- Official pilot poster
- Thai: จำเลยจุ๊บ
- Genre: Romance; Comedy;
- Directed by: Sanpetch Wongprasertphol
- Starring: Tinnasit Isarapongporn; Thanachai Sakchaicharoenkul;
- Country of origin: Thailand
- Original language: Thai

Production
- Production companies: GMMTV; Gemistry Studio;

= Kiss Me, Remember? =

Thai upcoming television series

Kiss Me, Remember? (จำเลยจุ๊บ; ) is an upcoming Thai boys' love television series starring Tinnasit Isarapongporn (Barcode) and Thanachai Sakchaicharoenkul (Kin).

Directed by Sanpetch Wongprasertphol and produced by GMMTV and Gemistry Studio, it was announced during the GMMTV 2026: Magic Vibes Maximized event on 25 November 2025.

==Synopsis==
Pas (Tinnasit Isarapongporn), who has lost his memory, is saved from drowning through mouth-to-mouth.

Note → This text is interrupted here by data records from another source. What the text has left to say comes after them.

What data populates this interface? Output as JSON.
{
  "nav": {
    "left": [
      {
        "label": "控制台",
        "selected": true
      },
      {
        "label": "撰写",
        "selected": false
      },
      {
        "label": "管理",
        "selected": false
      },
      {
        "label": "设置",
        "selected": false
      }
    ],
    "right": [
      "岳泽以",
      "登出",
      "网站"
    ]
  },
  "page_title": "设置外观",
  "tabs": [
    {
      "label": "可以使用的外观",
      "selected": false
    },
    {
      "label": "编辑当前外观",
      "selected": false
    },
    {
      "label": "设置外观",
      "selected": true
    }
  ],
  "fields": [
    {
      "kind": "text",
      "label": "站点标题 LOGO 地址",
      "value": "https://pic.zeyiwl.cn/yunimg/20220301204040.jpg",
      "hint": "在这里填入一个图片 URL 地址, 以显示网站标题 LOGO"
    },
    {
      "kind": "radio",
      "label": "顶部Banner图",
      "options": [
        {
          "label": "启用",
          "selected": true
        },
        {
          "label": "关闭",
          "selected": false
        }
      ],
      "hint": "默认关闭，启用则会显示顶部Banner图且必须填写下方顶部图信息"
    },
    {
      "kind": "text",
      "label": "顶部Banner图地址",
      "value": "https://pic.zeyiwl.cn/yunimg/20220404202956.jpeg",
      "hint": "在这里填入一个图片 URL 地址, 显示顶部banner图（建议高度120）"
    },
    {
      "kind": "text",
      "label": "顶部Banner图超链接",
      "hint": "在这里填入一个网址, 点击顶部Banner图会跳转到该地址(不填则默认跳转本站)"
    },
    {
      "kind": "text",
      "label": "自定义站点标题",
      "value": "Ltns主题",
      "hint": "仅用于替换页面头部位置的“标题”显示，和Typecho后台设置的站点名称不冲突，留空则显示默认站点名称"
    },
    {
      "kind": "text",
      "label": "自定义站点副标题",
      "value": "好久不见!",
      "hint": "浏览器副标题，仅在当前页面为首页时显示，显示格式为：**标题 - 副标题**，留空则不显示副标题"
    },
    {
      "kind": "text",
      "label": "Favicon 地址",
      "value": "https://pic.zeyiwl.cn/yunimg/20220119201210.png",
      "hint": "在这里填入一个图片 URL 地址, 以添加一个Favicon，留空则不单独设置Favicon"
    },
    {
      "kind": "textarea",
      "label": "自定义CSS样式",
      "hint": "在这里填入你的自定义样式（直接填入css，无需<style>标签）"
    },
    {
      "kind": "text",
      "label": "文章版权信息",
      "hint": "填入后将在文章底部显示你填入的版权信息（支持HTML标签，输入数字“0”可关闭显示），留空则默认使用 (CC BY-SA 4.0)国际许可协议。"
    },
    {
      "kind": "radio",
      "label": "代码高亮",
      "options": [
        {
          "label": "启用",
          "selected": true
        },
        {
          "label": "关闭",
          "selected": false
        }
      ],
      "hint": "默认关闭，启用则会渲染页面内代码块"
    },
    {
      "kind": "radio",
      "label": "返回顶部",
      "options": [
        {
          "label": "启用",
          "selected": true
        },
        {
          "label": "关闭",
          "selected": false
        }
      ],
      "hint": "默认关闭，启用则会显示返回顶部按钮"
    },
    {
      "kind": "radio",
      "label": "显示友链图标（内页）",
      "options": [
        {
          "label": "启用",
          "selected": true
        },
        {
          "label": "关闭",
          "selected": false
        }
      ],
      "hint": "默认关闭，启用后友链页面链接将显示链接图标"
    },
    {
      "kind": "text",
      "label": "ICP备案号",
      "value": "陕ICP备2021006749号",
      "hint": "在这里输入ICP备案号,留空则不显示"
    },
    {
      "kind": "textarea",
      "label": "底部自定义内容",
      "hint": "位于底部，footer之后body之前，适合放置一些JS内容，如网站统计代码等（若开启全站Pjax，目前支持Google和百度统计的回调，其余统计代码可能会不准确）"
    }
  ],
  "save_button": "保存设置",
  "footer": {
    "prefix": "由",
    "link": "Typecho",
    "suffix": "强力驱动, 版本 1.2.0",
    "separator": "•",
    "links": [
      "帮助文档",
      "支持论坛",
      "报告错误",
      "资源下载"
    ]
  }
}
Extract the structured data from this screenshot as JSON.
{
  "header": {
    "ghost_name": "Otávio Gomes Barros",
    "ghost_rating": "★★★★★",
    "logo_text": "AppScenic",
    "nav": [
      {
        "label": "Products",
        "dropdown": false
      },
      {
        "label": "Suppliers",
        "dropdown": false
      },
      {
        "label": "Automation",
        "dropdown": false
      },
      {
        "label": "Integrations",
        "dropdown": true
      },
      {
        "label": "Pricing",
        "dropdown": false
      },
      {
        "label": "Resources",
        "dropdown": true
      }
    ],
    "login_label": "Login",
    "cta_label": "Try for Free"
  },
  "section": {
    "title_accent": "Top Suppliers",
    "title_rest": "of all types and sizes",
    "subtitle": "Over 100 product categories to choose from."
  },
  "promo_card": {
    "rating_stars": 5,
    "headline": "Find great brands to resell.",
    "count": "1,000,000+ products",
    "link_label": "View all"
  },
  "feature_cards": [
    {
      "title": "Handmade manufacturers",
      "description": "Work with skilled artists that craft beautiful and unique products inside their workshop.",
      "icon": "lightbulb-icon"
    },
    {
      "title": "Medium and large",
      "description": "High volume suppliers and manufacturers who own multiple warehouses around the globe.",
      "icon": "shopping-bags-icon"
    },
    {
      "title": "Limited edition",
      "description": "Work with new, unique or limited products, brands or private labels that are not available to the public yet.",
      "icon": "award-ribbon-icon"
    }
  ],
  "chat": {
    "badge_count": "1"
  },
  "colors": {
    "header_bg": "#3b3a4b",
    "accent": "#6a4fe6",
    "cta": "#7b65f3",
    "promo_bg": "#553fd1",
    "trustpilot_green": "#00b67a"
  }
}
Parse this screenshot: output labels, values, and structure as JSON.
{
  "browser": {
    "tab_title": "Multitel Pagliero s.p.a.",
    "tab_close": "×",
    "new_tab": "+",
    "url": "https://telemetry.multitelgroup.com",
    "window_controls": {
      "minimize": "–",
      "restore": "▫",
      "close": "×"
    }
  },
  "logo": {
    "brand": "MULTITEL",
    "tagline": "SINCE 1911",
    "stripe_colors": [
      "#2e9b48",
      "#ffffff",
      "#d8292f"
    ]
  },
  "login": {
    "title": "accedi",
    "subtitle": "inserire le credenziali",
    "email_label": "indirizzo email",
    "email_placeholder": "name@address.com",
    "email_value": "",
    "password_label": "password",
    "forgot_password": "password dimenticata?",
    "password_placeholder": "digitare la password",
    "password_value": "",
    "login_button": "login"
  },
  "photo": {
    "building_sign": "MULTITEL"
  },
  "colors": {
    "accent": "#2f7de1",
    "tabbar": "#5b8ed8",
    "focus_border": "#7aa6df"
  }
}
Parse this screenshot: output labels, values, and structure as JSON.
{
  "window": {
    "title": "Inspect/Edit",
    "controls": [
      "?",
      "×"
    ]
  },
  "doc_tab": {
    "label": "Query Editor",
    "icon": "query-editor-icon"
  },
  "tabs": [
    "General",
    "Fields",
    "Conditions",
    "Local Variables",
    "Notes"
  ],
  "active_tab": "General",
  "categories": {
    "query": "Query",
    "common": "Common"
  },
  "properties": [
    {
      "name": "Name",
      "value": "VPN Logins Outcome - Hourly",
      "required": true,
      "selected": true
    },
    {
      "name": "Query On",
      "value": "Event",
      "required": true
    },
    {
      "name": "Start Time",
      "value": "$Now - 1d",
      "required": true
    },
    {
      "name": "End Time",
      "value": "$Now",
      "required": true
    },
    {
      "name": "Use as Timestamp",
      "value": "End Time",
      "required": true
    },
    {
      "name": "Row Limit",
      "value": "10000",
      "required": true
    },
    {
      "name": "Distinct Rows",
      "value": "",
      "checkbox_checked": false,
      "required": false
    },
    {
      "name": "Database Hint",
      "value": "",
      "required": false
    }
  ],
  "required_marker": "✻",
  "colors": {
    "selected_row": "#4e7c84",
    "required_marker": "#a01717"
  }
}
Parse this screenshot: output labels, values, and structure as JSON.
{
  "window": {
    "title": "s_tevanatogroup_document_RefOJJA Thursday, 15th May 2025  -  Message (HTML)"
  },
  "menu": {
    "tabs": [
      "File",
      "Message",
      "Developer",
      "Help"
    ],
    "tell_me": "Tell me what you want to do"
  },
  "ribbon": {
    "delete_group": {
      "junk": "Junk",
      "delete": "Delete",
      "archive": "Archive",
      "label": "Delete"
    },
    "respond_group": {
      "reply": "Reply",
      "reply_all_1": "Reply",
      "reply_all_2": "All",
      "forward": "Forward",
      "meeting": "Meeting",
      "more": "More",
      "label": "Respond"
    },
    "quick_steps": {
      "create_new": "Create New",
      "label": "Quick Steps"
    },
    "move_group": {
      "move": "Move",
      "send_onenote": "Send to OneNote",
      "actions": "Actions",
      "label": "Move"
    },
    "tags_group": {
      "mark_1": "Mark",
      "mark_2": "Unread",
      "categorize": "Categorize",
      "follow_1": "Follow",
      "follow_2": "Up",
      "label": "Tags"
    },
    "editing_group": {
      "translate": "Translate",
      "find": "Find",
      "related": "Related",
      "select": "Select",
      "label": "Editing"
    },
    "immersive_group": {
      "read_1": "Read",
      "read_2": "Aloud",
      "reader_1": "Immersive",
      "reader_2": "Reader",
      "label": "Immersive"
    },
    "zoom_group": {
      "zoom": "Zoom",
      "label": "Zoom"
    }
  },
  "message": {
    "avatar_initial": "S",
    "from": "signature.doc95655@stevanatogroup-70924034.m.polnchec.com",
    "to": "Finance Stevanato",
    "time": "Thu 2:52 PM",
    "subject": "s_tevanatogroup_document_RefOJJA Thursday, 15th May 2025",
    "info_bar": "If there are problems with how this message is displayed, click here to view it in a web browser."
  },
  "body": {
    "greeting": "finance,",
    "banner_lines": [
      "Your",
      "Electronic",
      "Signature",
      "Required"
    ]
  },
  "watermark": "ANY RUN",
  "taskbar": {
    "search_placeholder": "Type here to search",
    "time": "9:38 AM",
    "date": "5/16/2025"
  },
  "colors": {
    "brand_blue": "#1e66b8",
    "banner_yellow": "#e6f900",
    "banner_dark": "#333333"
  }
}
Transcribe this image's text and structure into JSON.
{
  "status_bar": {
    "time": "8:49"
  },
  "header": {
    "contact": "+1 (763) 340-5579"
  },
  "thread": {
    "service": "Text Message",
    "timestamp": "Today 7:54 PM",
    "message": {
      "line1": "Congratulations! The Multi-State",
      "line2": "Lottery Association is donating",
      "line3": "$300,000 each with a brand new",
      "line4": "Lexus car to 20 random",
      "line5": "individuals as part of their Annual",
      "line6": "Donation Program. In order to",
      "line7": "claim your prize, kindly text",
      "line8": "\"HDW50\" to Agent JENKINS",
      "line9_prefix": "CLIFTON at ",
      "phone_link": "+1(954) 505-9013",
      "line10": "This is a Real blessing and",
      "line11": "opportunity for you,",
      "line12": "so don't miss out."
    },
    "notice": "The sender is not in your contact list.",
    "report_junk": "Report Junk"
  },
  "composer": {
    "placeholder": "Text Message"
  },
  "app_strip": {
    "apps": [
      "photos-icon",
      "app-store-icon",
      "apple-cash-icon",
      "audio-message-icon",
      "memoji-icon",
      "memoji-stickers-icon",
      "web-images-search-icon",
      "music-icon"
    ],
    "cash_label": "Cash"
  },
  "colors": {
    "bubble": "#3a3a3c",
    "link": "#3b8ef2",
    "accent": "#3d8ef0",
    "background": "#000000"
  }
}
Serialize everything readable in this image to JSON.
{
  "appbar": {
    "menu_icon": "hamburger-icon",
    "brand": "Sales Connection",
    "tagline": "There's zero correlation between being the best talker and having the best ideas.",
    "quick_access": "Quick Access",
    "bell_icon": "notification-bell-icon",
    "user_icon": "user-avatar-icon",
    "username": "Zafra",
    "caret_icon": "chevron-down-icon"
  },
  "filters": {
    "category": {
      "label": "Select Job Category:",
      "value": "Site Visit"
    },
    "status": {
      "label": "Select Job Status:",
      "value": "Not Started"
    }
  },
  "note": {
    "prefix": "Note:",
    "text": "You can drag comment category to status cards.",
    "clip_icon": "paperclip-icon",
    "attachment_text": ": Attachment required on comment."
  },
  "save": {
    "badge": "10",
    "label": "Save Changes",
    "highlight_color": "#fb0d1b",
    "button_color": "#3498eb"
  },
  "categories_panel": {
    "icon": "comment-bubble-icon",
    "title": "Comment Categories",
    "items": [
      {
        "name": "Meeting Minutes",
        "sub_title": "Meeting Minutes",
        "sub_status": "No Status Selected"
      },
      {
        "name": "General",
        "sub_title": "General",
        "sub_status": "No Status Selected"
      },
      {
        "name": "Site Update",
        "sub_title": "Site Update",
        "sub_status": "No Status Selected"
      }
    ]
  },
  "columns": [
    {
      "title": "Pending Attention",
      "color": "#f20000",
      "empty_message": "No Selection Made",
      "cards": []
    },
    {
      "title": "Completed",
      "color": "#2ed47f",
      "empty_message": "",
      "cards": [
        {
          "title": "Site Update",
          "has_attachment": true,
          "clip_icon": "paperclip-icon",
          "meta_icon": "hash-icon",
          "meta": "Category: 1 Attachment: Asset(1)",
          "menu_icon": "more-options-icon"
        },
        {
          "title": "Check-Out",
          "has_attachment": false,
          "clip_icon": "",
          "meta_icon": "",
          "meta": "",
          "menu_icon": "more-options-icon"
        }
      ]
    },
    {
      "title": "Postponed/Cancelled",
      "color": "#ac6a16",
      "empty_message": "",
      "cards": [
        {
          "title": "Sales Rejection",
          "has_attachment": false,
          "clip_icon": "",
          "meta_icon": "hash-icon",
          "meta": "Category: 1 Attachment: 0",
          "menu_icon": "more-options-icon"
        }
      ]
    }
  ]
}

When Pas realizes that every time he kisses Kit (Thanachai Sakchaicharoenkul), the one who saved him, fragments of his memories are restored. As he attempts to uncover his past, Pas gradually grows closer to Kit, beginning a relationship that changes both of their lives.

==Cast and characters==
===Main===
- Tinnasit Isarapongporn (Barcode) as Pas
- Thanachai Sakchaicharoenkul (Kin) as Kit

===Supporting===
- Kanthee Limpitikranon (Ken) as Phakin
- Tanan Lohawatanakul (Paul) as Tengnueng
- Poon Sutarom (Pun) as Bank
- Sillapintr Sillapachai (Sangt) as Jane
- Supakorn Kantanit (Guitar) as Korn
- Tachakorn Boonlupyanun (Godji) as Eiang

==Production==
In June 2026, the cast held the first script reading for the series. The event was attended by Tinnasit Isarapongporn, Thanachai Sakchaicharoenkul and the remaining members of the main cast. On 7 July 2026, GMMTV aired a segment on GMMTV Live House featuring behind-the-scenes footage from the first day of filming. The programme included interviews with Tinnasit Isarapongporn, Thanachai Sakchaicharoenkul, Kanthee Limpitikranon, Tanan Lohawatanakul, Sillapintr Sillapachai and Poon Sutarom.